There are always decisions or information which is kept secret/illegal to publish.
Leynos
And which parts of that governance can be kept secret should be subject to continuous review. Openness must be carefully guarded.
like_any_other
"Fully open" is a strawman. These are not names of MI5 agents, or a list of active police investigations. This is a massive breach of privacy of every UK citizen, and forced recruitment of every company into a government informant, forcing them to lie to their users that they're being given privacy, whilst informing on them.
It is trying to keep the existence of the Stasi a secret.
HPsquared
Maybe there's a healthy middle ground.
ohgr
I think you vastly misunderstand or are oversimplifying the problem here. They actually spoke up against a government mandated privacy violation.
What I am worried about really is Google, Meta etc did not speak up against it and likely have had the same requests. So I am worried about some foreign companies complying with my government. And very surprised that one particular foreign company gives more of a shit about me as an end user than my own government.
spacebanana7
Even functional democracies make mistakes. Calling them out is part of the correction process.
Retr0id
"functioning" is a reach.
Leynos
A functioning justice system is an important part of a functioning democracy.
lynx97
Surely you are implying that everything in a "functioning democracy" can be solved by voting... I know a ton of pro-EU people that might want to have a talk with you...
camjw
Surely you're not saying that leaving the EU wasn't democratic?
rodwyersoftware
The UK is not a functioning democracy, at all.
ohgr
Well it is because the judiciary smacked the secrecy side of it down pretty hard to make sure that it was done in public.
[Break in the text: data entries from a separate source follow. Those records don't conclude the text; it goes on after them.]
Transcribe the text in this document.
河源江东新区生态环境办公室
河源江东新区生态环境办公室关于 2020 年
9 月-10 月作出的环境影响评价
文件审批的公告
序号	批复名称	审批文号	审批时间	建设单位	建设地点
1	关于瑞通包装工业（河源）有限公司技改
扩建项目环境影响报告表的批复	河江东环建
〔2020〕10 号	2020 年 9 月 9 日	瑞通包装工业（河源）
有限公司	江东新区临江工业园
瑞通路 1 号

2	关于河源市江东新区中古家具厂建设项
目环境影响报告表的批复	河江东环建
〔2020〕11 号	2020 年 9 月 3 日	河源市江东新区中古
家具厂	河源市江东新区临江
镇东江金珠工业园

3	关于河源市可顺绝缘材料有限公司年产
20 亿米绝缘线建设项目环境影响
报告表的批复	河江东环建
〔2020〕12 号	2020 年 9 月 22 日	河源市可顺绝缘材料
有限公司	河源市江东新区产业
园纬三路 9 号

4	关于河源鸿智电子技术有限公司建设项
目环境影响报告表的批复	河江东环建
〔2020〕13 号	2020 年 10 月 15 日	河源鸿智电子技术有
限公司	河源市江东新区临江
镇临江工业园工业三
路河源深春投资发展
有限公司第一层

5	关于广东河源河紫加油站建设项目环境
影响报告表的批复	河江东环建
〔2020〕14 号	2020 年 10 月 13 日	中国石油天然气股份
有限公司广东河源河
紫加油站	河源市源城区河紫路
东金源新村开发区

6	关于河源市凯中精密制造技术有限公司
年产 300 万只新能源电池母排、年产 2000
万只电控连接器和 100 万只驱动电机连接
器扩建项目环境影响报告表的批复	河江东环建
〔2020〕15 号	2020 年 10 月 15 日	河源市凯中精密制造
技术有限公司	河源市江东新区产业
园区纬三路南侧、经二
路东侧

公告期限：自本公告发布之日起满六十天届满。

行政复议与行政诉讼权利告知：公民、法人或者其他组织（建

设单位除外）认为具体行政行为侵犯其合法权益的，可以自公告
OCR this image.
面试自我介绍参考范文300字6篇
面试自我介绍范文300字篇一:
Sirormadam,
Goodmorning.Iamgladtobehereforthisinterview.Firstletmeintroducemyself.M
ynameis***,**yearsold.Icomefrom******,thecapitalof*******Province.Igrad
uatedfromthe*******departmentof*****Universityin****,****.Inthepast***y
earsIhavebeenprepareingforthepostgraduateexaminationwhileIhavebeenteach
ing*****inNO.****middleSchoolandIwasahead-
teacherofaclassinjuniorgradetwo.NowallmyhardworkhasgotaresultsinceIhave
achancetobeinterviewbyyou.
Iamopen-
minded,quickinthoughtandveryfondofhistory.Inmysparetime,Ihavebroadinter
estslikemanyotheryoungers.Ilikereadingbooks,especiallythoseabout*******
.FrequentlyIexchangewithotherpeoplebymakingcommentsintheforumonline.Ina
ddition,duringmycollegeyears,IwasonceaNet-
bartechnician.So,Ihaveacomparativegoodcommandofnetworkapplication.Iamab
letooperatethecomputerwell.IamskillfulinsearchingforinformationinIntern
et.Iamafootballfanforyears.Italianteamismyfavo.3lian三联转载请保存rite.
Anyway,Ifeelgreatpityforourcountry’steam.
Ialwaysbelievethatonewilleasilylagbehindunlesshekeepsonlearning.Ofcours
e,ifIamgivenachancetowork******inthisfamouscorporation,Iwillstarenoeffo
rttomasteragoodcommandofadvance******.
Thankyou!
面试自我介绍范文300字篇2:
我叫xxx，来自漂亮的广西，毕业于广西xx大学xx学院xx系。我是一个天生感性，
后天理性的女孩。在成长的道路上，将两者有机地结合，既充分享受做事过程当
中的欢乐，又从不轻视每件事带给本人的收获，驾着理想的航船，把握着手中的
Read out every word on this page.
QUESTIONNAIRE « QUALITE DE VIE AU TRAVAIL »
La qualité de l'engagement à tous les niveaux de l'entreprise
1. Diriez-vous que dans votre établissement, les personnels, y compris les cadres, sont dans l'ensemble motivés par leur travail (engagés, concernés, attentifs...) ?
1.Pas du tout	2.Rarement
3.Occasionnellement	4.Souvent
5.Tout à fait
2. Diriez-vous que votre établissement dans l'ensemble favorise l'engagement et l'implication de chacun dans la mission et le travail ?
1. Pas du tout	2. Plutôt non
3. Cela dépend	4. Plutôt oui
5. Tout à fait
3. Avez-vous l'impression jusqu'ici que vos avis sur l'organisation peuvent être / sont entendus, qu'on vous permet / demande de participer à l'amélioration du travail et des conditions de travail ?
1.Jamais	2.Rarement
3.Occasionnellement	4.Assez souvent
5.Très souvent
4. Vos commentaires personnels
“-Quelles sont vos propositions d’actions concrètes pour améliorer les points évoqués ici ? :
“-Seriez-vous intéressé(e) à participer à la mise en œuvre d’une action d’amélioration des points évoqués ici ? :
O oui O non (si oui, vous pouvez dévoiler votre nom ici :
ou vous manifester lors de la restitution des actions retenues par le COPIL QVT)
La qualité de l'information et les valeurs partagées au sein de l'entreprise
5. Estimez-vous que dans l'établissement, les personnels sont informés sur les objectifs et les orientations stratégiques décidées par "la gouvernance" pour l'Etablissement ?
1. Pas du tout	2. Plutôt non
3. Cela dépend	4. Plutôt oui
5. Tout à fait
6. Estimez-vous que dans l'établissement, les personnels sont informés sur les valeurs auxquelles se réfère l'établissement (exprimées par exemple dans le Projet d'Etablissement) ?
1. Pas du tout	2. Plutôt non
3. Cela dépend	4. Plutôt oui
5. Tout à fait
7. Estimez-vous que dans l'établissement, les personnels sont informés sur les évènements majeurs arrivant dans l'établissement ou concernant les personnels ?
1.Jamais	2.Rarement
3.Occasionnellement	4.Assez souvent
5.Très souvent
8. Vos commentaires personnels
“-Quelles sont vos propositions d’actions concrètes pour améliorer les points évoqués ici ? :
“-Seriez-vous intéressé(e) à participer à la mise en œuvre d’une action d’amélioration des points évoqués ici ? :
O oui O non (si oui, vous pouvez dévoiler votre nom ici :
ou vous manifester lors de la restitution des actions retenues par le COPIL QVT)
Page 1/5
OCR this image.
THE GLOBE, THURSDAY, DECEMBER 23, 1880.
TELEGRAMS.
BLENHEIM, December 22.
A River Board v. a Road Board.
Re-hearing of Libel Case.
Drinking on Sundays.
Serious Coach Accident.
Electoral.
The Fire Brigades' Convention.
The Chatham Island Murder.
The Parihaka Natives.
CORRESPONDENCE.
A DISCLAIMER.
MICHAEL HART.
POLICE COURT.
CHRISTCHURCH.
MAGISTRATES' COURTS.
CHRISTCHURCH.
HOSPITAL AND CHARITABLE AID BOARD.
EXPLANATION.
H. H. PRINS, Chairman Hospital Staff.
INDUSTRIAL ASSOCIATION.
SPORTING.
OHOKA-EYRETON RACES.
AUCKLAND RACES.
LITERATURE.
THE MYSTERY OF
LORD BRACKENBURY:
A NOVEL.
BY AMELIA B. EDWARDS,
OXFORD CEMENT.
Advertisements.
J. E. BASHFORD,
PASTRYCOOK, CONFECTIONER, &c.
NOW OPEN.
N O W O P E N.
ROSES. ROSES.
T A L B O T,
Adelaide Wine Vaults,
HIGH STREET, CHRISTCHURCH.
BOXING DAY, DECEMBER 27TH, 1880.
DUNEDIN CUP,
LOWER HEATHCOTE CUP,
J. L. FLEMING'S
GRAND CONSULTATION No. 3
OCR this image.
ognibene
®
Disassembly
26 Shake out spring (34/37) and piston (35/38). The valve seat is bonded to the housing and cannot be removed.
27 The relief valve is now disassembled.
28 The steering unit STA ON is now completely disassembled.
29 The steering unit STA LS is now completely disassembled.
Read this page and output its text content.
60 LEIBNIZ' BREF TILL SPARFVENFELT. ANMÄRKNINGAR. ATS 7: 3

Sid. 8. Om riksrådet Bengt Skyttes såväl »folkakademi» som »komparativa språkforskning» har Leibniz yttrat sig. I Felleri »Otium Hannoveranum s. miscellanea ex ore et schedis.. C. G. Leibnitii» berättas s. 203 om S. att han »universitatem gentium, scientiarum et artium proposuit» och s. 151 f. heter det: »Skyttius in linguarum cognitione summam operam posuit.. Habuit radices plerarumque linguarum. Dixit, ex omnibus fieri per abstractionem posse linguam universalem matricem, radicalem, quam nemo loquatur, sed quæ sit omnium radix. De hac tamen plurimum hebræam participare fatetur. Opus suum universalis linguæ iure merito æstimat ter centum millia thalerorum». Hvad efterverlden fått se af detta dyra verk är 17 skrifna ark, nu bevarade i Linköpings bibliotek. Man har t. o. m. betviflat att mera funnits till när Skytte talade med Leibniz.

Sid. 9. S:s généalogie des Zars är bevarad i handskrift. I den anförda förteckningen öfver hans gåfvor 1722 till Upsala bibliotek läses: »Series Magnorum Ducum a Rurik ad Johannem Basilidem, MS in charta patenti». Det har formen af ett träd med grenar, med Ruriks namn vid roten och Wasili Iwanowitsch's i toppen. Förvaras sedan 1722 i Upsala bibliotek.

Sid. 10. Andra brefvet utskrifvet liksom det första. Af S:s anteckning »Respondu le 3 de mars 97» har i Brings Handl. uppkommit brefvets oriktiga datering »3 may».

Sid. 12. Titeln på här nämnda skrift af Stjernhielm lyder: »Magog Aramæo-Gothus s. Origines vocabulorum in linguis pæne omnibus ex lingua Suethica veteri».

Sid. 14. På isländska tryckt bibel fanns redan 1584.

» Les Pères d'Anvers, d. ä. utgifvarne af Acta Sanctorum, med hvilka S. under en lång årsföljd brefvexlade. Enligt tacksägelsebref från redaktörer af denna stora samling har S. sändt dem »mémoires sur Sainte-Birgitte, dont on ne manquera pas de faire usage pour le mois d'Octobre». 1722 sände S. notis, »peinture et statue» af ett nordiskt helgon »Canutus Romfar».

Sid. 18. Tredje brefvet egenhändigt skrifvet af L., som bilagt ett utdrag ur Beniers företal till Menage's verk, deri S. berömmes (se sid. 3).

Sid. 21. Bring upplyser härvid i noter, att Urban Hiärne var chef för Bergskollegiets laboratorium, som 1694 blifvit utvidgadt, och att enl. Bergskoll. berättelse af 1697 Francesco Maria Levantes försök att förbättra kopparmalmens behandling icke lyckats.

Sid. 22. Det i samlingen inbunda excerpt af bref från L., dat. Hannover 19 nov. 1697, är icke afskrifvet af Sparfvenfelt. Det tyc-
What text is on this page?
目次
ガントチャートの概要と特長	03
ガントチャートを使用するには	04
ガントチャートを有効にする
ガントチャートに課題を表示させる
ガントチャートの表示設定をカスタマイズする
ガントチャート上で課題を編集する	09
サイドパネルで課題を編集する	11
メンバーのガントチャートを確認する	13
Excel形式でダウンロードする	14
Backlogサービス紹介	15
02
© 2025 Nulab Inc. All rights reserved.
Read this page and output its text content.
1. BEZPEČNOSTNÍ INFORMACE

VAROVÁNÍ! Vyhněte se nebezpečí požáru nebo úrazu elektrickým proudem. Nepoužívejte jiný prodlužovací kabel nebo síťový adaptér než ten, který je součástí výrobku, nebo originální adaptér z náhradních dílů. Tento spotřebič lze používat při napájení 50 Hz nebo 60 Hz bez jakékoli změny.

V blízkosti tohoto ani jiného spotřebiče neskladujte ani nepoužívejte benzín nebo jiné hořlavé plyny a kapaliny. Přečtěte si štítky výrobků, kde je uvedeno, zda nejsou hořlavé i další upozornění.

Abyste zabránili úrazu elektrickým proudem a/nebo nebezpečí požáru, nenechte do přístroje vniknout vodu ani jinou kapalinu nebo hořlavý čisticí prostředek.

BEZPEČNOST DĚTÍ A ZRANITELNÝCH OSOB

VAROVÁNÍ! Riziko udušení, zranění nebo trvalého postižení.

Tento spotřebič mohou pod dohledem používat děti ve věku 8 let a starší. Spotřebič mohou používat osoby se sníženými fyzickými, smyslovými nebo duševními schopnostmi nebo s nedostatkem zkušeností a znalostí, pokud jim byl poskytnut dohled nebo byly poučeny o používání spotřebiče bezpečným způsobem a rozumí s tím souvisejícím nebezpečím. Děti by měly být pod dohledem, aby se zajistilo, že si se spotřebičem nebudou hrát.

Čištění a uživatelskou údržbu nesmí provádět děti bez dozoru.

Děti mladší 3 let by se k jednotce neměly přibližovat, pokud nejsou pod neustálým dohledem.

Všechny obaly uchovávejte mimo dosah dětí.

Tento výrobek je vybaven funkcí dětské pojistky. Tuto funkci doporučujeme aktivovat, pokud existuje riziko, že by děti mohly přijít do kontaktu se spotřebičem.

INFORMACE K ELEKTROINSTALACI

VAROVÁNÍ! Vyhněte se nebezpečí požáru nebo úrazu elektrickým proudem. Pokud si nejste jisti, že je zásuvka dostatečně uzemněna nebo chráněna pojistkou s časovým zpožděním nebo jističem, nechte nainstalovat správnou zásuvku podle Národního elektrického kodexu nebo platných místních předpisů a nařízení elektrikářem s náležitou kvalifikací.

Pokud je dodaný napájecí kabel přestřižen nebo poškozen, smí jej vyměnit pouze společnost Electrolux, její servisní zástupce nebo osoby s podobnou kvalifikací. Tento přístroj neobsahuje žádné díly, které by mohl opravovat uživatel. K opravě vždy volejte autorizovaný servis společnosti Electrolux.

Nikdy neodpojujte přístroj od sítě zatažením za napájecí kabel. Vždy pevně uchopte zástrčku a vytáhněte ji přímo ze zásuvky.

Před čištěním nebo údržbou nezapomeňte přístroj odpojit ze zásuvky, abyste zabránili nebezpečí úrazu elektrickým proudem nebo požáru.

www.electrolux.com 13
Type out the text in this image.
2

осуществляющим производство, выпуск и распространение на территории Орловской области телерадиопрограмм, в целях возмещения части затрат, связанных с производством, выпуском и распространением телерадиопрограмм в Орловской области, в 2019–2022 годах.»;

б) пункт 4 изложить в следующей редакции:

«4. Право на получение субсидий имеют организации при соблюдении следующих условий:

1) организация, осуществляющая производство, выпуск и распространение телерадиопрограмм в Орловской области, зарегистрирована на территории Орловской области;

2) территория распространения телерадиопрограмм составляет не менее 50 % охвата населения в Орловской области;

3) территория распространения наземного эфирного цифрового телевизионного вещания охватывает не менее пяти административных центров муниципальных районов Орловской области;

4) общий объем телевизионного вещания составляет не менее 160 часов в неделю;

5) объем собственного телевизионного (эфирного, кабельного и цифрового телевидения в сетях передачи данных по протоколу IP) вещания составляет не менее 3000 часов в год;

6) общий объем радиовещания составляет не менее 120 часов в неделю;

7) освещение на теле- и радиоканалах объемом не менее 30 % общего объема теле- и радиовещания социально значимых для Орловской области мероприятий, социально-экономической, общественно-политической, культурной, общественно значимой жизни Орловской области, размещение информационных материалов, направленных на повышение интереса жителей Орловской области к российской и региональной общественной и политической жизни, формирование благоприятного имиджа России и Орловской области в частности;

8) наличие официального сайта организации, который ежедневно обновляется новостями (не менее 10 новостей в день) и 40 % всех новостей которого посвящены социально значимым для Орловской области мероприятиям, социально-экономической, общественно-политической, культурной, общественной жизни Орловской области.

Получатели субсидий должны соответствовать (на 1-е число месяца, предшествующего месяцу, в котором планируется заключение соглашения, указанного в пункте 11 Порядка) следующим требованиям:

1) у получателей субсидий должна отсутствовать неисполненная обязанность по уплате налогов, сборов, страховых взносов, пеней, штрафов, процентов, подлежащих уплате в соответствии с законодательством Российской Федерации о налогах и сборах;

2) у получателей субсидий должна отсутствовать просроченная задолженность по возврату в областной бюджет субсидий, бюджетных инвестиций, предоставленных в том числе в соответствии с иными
That's a pretty strong indicator of a functioning democracy.
milesrout
The judiciary is (thankfully) the most undemocratic institution in Britain. It functions well because it is undemocratic. It has no place being democratic. In no sense does its effectiveness indicate a healthy democracy.
rodwyersoftware
The UK has not had any real political activity for 100 years. It's all a show.
If the UK represented the British natives then a lot of things would be happening that would get me banned from this website :)
AndrewDucker
It's run by a government elected with 34% of the vote. Before that, 43% of the vote. Before that 43%. Before that 37%.
None of that sounds like democracy to me.
rapsey
[flagged]
camjw
Come on pal.
We've fallen quite far from the tradition of policing by consent as developed by Sir Robert Peel:
- Whether the police are effective is not measured on the number of arrests, but on the lack of crime.
- An effective authority figure knows trust and accountability are paramount. Hence, "The police are the public and the public are the police."
https://en.m.wikipedia.org/wiki/Peelian_principles
Edit: another choice quote from that article, from the Home Office itself in 2012:
"The Home Office defined the legitimacy of policing, in the eyes of the public, as based upon a general consensus of support that follows from transparency about their powers, their integrity in exercising those powers and their accountability for doing so."